On ne saurait maintenant lire cette pièce qu'on ne la trouve ridicule, et qu'on ne la regarde comme une aussi grande preuve de la petitesse de l'esprit humain, que les decrets qui ont été faits pour régler la grandeur du capuchon des Cordeliers, et pour déterminer s'ils n'avaient que l'usage, et non le domaine du pain qu'ils mangeaient. L'édit de Louis XI. est daté de Senlis le premier Mars 1473.

Rien au monde n'était plus frivole que le fond de la querelle des réaux et des nominaux. Elle roulait, comme on sait, sur ce que la logique de l'école appelle les cinq universaux, qui sont le genre, l'espèce, la différence, le propre et l'accident ; sorte de division des idées, dont la saine Philosophie ne fait pas aujourd'hui le moindre usage, et dont les Péripatéticiens se servaient pour distinguer les différentes manières dont on peut considérer les choses en général.

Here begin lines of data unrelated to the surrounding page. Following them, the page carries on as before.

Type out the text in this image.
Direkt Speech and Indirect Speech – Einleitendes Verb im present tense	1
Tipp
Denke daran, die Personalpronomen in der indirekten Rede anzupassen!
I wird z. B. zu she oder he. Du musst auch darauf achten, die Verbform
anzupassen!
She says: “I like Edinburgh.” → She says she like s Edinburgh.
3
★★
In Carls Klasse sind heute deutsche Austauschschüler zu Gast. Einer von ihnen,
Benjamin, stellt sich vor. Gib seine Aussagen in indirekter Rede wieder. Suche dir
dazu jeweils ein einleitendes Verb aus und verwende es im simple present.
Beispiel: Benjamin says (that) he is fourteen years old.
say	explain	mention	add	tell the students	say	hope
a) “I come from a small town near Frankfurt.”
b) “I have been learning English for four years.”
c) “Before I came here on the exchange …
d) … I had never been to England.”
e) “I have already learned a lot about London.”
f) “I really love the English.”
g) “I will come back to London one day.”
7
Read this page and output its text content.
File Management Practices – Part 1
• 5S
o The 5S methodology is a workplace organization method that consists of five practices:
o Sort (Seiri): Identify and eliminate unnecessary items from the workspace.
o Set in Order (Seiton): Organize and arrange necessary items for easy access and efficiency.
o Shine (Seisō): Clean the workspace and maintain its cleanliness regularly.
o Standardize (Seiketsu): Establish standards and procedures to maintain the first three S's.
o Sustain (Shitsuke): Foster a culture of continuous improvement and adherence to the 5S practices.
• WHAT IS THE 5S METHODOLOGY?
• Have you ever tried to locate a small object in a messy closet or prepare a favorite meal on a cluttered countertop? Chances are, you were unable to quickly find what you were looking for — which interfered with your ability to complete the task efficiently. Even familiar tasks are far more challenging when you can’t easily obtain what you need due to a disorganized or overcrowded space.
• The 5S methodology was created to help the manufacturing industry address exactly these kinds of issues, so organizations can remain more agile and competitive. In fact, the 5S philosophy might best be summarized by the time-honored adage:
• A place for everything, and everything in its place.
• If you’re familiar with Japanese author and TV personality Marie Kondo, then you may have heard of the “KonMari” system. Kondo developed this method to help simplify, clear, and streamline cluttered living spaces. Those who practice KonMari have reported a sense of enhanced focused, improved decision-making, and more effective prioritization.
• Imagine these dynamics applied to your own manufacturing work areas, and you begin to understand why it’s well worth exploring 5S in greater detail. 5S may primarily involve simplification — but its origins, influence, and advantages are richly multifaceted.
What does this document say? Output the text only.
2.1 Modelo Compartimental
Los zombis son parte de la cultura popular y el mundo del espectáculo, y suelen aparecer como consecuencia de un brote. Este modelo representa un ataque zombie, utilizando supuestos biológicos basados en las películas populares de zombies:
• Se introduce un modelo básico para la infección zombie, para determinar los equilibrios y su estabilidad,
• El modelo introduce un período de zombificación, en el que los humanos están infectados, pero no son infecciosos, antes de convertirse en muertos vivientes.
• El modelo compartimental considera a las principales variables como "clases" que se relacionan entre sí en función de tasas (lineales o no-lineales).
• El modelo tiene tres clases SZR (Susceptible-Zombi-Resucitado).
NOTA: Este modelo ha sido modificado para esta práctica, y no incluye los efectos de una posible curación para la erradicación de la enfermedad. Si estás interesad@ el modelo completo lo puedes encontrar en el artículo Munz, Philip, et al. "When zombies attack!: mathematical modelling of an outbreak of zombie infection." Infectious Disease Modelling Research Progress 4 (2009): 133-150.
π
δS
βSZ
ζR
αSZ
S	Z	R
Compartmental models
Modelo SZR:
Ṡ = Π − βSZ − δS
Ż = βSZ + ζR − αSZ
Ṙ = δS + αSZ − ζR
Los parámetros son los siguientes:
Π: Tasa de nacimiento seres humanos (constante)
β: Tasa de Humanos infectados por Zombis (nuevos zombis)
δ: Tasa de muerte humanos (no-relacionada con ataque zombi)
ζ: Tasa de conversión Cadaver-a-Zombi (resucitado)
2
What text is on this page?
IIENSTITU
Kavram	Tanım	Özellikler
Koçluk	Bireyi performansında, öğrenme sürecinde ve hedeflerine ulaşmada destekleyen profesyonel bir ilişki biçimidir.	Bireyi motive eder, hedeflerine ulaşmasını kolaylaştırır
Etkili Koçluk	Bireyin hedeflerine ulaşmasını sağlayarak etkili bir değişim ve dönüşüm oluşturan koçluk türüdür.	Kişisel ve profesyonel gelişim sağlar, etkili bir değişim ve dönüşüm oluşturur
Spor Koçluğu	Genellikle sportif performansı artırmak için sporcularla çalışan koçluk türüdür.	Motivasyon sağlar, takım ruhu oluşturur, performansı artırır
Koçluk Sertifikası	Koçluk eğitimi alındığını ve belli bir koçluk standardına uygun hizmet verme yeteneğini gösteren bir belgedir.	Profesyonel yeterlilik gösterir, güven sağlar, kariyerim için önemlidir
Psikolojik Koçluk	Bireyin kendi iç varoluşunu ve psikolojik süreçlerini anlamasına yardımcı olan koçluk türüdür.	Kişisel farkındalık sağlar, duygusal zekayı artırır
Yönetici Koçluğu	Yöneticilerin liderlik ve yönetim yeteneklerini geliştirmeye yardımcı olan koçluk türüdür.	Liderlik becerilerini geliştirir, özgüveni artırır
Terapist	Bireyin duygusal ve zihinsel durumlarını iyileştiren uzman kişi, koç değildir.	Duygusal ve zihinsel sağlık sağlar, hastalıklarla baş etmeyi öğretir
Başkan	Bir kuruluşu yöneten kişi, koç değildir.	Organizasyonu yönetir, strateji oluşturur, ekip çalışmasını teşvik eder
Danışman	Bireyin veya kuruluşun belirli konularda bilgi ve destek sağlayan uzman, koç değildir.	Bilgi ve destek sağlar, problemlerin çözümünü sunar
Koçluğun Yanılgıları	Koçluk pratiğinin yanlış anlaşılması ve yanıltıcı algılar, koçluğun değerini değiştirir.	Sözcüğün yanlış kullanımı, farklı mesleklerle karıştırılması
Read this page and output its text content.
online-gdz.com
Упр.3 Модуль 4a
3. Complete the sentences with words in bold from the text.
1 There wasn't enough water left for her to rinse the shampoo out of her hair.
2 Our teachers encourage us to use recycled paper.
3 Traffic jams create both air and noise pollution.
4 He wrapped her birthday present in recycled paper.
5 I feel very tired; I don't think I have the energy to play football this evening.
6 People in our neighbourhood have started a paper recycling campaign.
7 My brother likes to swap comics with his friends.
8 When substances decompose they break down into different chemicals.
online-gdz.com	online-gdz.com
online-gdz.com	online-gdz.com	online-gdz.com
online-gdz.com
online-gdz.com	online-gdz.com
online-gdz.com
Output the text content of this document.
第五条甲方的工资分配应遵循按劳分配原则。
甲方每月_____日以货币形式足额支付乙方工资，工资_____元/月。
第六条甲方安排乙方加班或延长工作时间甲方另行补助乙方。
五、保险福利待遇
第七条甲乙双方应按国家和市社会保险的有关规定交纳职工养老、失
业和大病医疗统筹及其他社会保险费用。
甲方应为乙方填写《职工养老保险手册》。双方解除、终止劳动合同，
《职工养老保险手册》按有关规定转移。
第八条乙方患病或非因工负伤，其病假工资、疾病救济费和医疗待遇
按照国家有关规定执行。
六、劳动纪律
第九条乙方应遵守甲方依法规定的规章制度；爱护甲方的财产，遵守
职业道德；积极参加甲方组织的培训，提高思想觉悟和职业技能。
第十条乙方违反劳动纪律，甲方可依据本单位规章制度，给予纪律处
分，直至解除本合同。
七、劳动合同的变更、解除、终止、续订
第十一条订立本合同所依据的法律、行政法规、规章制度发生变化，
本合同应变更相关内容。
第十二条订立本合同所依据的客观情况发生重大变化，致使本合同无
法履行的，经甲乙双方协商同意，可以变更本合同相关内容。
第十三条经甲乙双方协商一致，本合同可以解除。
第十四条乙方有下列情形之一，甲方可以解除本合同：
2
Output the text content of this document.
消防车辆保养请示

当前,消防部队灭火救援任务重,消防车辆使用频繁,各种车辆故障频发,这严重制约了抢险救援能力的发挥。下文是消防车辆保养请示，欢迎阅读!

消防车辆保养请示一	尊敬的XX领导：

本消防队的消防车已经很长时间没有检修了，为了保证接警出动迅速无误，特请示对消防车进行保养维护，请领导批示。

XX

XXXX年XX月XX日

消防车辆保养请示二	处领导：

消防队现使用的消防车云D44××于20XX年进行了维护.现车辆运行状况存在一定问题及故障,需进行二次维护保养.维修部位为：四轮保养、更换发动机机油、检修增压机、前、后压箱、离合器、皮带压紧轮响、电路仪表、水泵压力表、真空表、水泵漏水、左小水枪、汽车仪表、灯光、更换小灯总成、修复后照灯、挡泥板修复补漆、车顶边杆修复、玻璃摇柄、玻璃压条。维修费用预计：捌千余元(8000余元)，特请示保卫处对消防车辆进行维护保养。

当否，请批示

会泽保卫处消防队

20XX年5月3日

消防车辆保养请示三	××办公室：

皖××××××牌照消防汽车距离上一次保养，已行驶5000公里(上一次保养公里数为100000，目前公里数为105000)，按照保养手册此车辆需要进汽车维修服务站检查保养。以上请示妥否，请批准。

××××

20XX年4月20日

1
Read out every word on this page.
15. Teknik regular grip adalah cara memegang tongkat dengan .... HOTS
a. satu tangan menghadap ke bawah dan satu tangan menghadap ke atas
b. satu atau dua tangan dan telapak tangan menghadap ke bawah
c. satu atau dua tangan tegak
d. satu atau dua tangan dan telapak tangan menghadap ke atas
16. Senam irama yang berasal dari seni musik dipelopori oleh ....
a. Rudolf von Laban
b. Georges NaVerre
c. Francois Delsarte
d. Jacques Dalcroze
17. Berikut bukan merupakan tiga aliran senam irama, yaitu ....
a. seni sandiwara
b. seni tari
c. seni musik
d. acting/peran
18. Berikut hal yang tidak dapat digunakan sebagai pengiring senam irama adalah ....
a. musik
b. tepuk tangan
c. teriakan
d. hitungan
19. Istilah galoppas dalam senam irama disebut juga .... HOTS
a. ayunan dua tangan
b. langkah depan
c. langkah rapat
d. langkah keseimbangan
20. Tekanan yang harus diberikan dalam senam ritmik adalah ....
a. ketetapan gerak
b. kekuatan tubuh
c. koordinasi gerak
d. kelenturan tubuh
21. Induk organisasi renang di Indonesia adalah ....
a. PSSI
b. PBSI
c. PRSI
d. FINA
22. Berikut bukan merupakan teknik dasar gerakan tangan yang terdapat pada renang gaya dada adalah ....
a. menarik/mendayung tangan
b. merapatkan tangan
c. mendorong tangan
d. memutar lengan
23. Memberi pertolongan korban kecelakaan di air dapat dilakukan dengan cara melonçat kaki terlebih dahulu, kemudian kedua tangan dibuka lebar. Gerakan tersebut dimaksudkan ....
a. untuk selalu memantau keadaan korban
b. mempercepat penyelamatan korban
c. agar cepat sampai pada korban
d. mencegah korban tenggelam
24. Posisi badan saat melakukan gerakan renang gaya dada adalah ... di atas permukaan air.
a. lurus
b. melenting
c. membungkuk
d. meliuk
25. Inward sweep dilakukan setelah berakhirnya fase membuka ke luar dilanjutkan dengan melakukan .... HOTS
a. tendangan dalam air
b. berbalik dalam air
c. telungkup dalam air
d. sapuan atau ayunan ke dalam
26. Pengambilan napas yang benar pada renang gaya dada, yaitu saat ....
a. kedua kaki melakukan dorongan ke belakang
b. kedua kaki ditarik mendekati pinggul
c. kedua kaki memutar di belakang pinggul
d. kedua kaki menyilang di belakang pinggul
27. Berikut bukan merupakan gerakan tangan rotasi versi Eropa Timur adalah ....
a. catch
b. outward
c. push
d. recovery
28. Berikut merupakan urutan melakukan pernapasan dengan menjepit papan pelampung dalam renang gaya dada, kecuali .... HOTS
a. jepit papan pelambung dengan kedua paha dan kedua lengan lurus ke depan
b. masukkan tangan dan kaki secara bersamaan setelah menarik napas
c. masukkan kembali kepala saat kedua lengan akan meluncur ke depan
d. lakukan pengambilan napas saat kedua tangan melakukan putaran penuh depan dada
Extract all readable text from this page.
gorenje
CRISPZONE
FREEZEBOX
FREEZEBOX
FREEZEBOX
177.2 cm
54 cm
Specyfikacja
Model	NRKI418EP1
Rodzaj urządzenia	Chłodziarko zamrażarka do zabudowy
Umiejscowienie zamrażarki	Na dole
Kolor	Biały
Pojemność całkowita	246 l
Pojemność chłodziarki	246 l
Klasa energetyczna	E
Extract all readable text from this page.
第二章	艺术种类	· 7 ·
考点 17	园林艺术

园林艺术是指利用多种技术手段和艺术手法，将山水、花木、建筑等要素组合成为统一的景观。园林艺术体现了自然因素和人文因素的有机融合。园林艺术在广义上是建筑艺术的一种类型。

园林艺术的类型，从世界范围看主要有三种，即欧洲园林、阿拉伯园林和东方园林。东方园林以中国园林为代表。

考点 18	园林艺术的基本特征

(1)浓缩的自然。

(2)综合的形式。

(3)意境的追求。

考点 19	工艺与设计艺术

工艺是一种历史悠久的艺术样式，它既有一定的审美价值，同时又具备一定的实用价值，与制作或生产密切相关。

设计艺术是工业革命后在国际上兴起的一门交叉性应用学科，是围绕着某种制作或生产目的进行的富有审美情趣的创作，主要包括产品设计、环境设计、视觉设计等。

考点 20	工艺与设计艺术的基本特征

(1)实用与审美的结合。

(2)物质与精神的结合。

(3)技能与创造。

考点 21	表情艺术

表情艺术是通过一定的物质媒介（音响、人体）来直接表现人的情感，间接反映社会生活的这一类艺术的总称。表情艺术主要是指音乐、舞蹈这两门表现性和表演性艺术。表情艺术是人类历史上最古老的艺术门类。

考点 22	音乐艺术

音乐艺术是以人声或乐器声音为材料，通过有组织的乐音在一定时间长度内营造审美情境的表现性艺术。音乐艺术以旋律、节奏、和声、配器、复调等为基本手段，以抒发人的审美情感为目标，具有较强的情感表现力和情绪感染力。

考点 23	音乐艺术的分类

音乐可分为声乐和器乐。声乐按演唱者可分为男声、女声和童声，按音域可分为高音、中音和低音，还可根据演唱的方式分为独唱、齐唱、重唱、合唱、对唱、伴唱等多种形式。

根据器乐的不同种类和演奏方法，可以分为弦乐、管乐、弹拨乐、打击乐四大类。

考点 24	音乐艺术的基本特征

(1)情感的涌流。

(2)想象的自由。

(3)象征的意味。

Les réaux soutenaient que ces cinq universaux étaient quelque chose de réellement existant : les nominaux qu'on appelait aussi terministes, prétendaient que ce n'étaient que des noms, des termes qui ne signifiaient que les diverses manières, dont la Logique pouvait envisager les objets de la première opération de l'esprit. Ils étaient assurément bien plus sensés que leurs adversaires.

Beaucoup d'écrivains rapportent à Guillaume Occham, cordelier anglais et fondateur des Capucins, l'origine de la secte des nominaux ; c'est une erreur qui vient de ce que le premier des auteurs nominaux qui sont nommés dans l'édit de Louis XI, est un certain Guillaume Okan ; mais on n'a pas fait attention qu'il y est qualifié moine de Citeaux, monachus cisterciensis. La secte des nominaux est d'environ trois cent ans plus ancienne que le cordelier Occham, qui fleurissait dans le quatorzième siècle. Son premier auteur fut un médecin d'Henri I, roi de France ; ce médecin natif de Chartres, s'appelait Jean, et fut surnommé le sophiste, à cause de la subtilité de ses raisonnements. Il vivait dans le onzième siècle sous le roi Henri I. qui mourut en 1060.

Jean le sophiste eut pour disciple un nommé Rocelin que quelques-uns appellent Rosselin, d'autres Russelin, et d'autres Encelin, à qui même on donne pour nom de baptême celui de Jean, ce qui pourrait venir de ce qu'on n'aurait fait qu'une personne du maître et du disciple. Rocelin était breton, et fut d'abord chanoine de Compiègne, et puis selon quelques-uns, de S. Martin de Tours. C'est lui qu'il faut regarder comme le véritable fondateur de la secte des nominaux ; il en enseigna publiquement tous les principes.

Le plus célèbre de ses éléves fut le fameux Abailard. Ils portèrent l'un et l'autre la subtilité de leur dialectique dans la Théologie, dont ils donnèrent des leçons publiques, avec un si grand concours d'écoliers, qu'ils s'attirèrent une infinité d'envieux, qui parvinrent à faire condamner, comme hérétiques, les ouvrages de Rocelin par le concîle de Saissons de 1092, et ceux d'Abailard par le concîle de Sens de 1140 : le second a trouvé des apologistes dans ces derniers temps.

Les disputes des réaux et des nominaux, enfantèrent malheureusement la Théologie scolastique dans l'église latine ; et Pierre Lombard sorti de l'école des derniers, fut le premier qui la réduisit en une espèce de système par ses quatre livres des Sentences, qui pendant si longtemps ont été la boussole des Théologiens, et qu'on ne méprise pas encore aujourd'hui dans toutes les écoles de l'Europe, autant qu'on le devrait pour l'honneur du bon sens et de la raison. (D.J.)